The value of the trilogarithm at $\frac{1}{2}$
Differentiating the left side, we find \begin{align} &\frac{d}{dz}\Bigl(\mathrm{Li}_3(z)+\mathrm{Li}_3(1-z)+\mathrm{Li}_3(1-z^{-1})\Bigr)=\\&= \frac{\mathrm{Li}_2(z)-\mathrm{Li}_2(1-z^{-1})}{z}-\frac{\mathrm{Li}_2(1-z)+\mathrm{Li}_2(1-z^{-1})}{1-z}\tag{1} \end{align} Let us now prove that \begin{align} &\mathrm{Li}_2(z)-\mathrm{Li}_2(1-z^{-1})=-\ln z\ln(1-z)+\frac12\ln^2 z+\zeta(2),\tag{2}\\ &\mathrm{Li}_2(1-z)+\mathrm{Li}_2(1-z^{-1})=-\frac12\ln^2z.\tag{3} \end{align} In both cases it suffices to differentiate both sides with respect to $z$ (recall that $\displaystyle\mathrm{Li}_2'(z)=-\frac{\ln(1-z)}{z}$), check that the corresponding expressions coincide and, finally, check the values at $z=1$ to fix the integration constants (e.g. $\zeta(2)$ in (2) appears as $\mathrm{Li}_2(1)$).
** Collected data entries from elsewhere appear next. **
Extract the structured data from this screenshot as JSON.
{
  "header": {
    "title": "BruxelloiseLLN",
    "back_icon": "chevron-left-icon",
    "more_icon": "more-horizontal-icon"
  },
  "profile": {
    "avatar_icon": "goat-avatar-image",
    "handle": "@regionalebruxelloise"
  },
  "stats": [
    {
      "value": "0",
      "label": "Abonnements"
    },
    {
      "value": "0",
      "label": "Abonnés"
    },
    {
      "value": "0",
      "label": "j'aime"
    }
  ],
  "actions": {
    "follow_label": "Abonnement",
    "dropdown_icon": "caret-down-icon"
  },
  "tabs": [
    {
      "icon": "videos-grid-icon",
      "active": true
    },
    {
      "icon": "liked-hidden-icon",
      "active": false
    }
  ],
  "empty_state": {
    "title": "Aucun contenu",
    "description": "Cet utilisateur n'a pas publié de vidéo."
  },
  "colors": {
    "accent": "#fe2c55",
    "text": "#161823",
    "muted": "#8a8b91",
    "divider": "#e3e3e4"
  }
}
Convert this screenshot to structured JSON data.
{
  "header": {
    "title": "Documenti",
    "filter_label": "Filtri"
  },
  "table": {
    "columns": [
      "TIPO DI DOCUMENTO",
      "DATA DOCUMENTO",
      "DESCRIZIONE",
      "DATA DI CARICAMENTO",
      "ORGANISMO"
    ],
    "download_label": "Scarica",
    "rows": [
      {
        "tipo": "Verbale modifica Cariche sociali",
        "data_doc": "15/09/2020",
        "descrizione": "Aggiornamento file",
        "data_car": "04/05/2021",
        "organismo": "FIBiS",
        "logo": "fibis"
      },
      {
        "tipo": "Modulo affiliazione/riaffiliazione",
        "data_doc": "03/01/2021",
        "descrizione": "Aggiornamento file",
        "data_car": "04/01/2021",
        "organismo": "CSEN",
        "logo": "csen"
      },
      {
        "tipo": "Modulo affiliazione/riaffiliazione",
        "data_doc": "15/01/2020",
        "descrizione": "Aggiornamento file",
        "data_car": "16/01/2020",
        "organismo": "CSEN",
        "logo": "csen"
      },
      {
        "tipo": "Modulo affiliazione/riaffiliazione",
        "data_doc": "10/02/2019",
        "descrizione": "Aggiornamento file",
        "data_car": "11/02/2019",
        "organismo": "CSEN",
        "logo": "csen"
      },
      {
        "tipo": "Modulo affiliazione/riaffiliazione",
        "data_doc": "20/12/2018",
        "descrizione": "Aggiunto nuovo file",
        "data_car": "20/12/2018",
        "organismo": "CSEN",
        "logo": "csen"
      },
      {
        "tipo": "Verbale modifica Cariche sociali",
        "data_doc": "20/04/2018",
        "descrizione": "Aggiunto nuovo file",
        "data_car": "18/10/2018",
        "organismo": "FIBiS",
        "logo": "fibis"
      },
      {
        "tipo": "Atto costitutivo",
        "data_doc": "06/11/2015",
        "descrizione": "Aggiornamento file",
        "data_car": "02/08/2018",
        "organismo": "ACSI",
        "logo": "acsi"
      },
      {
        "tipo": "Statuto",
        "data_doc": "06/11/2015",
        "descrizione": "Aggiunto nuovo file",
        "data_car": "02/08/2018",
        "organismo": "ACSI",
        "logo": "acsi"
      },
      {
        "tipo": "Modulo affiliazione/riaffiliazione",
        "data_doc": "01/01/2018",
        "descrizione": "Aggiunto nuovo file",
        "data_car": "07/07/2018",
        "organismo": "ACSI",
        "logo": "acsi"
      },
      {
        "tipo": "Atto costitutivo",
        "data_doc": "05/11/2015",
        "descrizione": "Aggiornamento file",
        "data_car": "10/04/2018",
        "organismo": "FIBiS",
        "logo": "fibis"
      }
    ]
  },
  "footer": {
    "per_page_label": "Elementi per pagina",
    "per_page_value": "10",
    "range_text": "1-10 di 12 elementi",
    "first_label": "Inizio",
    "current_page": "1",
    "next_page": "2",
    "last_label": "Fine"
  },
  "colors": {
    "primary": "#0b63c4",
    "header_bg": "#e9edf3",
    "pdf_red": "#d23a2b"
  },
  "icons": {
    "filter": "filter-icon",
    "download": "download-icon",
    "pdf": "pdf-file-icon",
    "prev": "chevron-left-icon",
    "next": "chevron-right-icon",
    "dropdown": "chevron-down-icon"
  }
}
Hence we have shown that \begin{align} &\frac{d}{dz}\Bigl(\mathrm{Li}_3(z)+\mathrm{Li}_3(1-z)+\mathrm{Li}_3(1-z^{-1})\Bigr)=\frac{\zeta(2)-\ln z\ln(1-z)}{z}+\frac{\ln^2 z}{2z(1-z)}.\tag{4} \end{align} It is easy to check that the right side of (4) coincides with the derivative of the right side of the identity quoted in the question. Therefore to prove that identity, it now suffices to check it at one point (and $z=1$ is the easiest choice once again).